Taking this data, one can readily calculate the capacity factor of
the nuclear fleet by state (that is, the total MWh, divided by the
MWh that would be generated if the plant ran flat out, all year
long). The top four highest fleet capacity factors? Massachusetts,
Maryland, California, and Illinois (average CF = 94 percent). All
are deregulated, though California only partially. The bottom four
lowest fleet capacity factors? Alabama, Arizona, Wisconsin, and
Missouri (average CF = 71 percent). With the exception of Arizona,
all are insulated from competition.
Nationwide, the average is 81 to 85 percent in favor of deregulated
states, meaning that if you live in a regulated state, your utility
is burning coal or gas at the expense of nuclear, and charging you
for the difference. This is but one window into the story, but it is
a story of overwhelming economic inefficiency on the part of
regulated utilities. Expanding beyond nuclear, it means that so long
as we remain shackled by the current regulatory paradigm, we should
not assume that our electric utilities will preferentially deploy
the cheapest generation. The economic benefits of energy efficiency
or renewables not only don't matter to regulated utilities, they
actually cost them money!
And these are precisely the vertically-integrated monopolies that
Cato and their ilk suggest would be good for the economy. A little
karate indeed.
The good thing is that there is a better way. Instead of drawing the
wrong lesson from our little bit of upstream karate, let's extend
the successes we have already seen in the deregulated states down to
the retail level.

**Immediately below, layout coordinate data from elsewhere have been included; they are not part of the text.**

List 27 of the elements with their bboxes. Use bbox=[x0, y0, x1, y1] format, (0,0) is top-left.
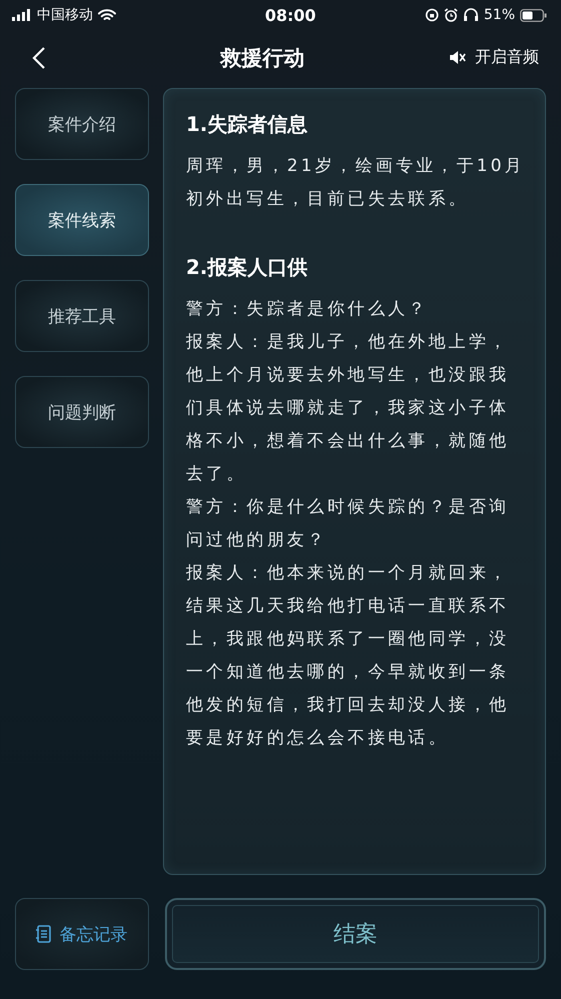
paragraph: 报案人：他本来说的一个月就回来，结果这几天我给他打电话一直联系不上，我跟他妈联系了一圈他同学，没一个知道他去哪的，今早就收到一条他发的短信，我打回去却没人接，他要是好好的怎么会不接电话。 bbox=[186, 562, 510, 750]
audio-toggle[interactable]: 开启音频 bbox=[449, 47, 539, 68]
memo-button[interactable]: 备忘记录 bbox=[15, 898, 149, 970]
paragraph: 警方：失踪者是你什么人？ bbox=[186, 298, 430, 321]
clock-time: 08:00 bbox=[264, 6, 316, 24]
sidebar-tab[interactable]: 推荐工具 bbox=[15, 280, 149, 352]
section-heading: 2.报案人口供 bbox=[186, 254, 309, 281]
alarm-icon bbox=[444, 8, 458, 22]
headphones-icon bbox=[462, 8, 479, 22]
paragraph: 警方：你是什么时候失踪的？是否询问过他的朋友？ bbox=[186, 496, 510, 552]
battery-percentage: 51% bbox=[484, 7, 515, 23]
page-title: 救援行动 bbox=[220, 44, 304, 72]
carrier-name: 中国移动 bbox=[37, 6, 93, 24]
signal-icon bbox=[12, 9, 32, 21]
sidebar-tab[interactable]: 案件介绍 bbox=[15, 88, 149, 160]
sidebar-tab[interactable]: 案件线索 bbox=[15, 184, 149, 256]
back-icon[interactable] bbox=[32, 46, 46, 70]
wifi-icon bbox=[98, 8, 116, 22]
battery-icon bbox=[520, 8, 547, 22]
muted-speaker-icon bbox=[449, 50, 466, 65]
close-case-button[interactable]: 结案 bbox=[164, 898, 546, 970]
notebook-icon bbox=[36, 925, 52, 943]
sidebar-tab[interactable]: 问题判断 bbox=[15, 376, 149, 448]
paragraph: 报案人：是我儿子，他在外地上学，他上个月说要去外地写生，也没跟我们具体说去哪就走了，我家这小子体格不小，想着不会出什么事，就随他去了。 bbox=[186, 331, 510, 486]
section-heading: 1.失踪者信息 bbox=[186, 111, 309, 138]
rotation-lock-icon bbox=[424, 8, 439, 22]
paragraph: 周珲，男，21岁，绘画专业，于10月初外出写生，目前已失去联系。 bbox=[186, 155, 525, 211]
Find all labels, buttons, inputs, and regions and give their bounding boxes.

At the load, customers can install on-site power
plants that use low-cost opportunity fuels which cannot be
cost-effectively collected and transported to central power
stations. These customers can also recover waste heat from power
plants that would displace other fuel use, enabling double or triple
the overall power plant efficiency (and interestingly, returning to
the efficiency levels the power industry achieved in 1910, before
the current regulatory regime removed their incentive to conserve).
Where Cato suggests that "transmission and generation are
substitutes for one another," these local plants actually displace
transmission, cutting way back on the amount of capital that is
presently being guaranteed by utility ratepayers. But getting this
capital deployed first requires that we open up markets at the load
side of the wire. The customer who tries to install that power plant
today has no route to market except through the monopoly utility's
wire. In 13 states, a third party who tried to build that plant and
sell electricity to the host would run afoul of utility regulations
that only allow the states' regulated utilities to sell
kilowatt-hours. And so the plants don't get built.
If they were built, they would lead not only to lower power costs,
but also to a more reliable grid (because more generators equals
less probability of system-wide disruption) and lower carbon
emissions (because more efficient power plants emit less CO2). What
the world needs now is more deregulation, not less.